SQL count the number of comma-separated string match in another string [closed]

Question

Closed. This question needs debugging details. It is not currently accepting answers.

Edit the question to include desired behavior, a specific problem or error, and the shortest code necessary to reproduce the problem. This will help others answer the question.

Closed 1 year ago.

Improve this question

I have a table in SQL Server with two columns as shown here, all number are comma-separated:

IF OBJECT_ID('tempdb..#TempTable') IS NOT NULL
     DROP TABLE #TempTable

CREATE TABLE #TempTable 
(
     [Sample] varchar(33), 
     Benchmark varchar(33)
)

INSERT INTO #TempTable VALUES ('9,55,66', '55,44');
INSERT INTO #TempTable VALUES ('88,23,2,3,4', '23,88');

I need to match the data in Sample column with the Benchmark, then calculate the missing number ratio:

Let me explain:

Column C means the number 55 exist in Sample and Benchmark
Column D means only 1 match, which is 55
Column E means total number exists in Benchmark = 2
Column F is calculated (2-1)/2 = 50% of them are missing

I don't need column C, D ,E to be stored in the table, just a explanation purpose. WHAT I need is the column F.

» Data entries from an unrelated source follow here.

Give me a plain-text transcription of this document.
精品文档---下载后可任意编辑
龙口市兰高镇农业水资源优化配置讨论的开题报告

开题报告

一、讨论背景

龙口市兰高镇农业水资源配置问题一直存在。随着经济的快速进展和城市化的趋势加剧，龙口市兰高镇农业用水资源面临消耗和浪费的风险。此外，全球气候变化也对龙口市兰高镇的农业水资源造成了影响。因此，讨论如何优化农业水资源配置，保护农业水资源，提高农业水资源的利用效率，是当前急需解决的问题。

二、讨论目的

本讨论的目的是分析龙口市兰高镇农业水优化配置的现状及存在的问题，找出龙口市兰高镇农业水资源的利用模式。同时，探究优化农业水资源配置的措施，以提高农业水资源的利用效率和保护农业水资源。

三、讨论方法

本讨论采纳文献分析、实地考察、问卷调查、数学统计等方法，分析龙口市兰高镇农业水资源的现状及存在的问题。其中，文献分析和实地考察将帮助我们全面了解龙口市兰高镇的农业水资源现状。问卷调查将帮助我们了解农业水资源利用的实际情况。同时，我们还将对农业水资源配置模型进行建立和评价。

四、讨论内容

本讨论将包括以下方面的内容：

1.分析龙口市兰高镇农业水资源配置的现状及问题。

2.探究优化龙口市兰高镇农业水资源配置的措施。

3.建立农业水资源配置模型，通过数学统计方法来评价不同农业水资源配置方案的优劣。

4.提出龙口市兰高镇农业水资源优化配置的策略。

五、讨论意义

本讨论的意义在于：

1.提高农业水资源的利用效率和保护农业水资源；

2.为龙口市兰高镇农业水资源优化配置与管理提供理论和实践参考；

I am using SQL Server 2019+.

As per the question guide, please do not post images of code, data, error messages, etc. - copy or type the text into the question. Please reserve the use of images for diagrams or demonstrating rendering bugs, things that are impossible to describe accurately via text. — Dale K
– Dale K, Commented Nov 30, 2023 at 1:11
Attach some sample data to make row constructors of and this might be a fun question to work on. — Xedni
– Xedni, Commented Nov 30, 2023 at 1:37
The solution would be to normalize your database. Anything other than that is just a workaround to handle a poor database design. Read Is storing a delimited list in a database column really that bad?, where you will see a lot of reasons why the answer to this question is Absolutely yes! — Zohar Peled
– Zohar Peled, Commented Nov 30, 2023 at 8:00
I agree with @ZoharPeled 10000%. If you fix your design by normalizing it then your query will be simple. — Sean Lange
– Sean Lange, Commented Nov 30, 2023 at 14:18

Dale K · Accepted Answer · 2023-11-30 04:19:45Z

First things first, you're going to need a way to uniquely identify each of your rows. I could make the assumption that sample uniquely identifies the rows, but I'm sort of guessing there might be something like an identity on the table. if there isn't one, make one using row_number(). I simply added an identity called Rid to your temp table.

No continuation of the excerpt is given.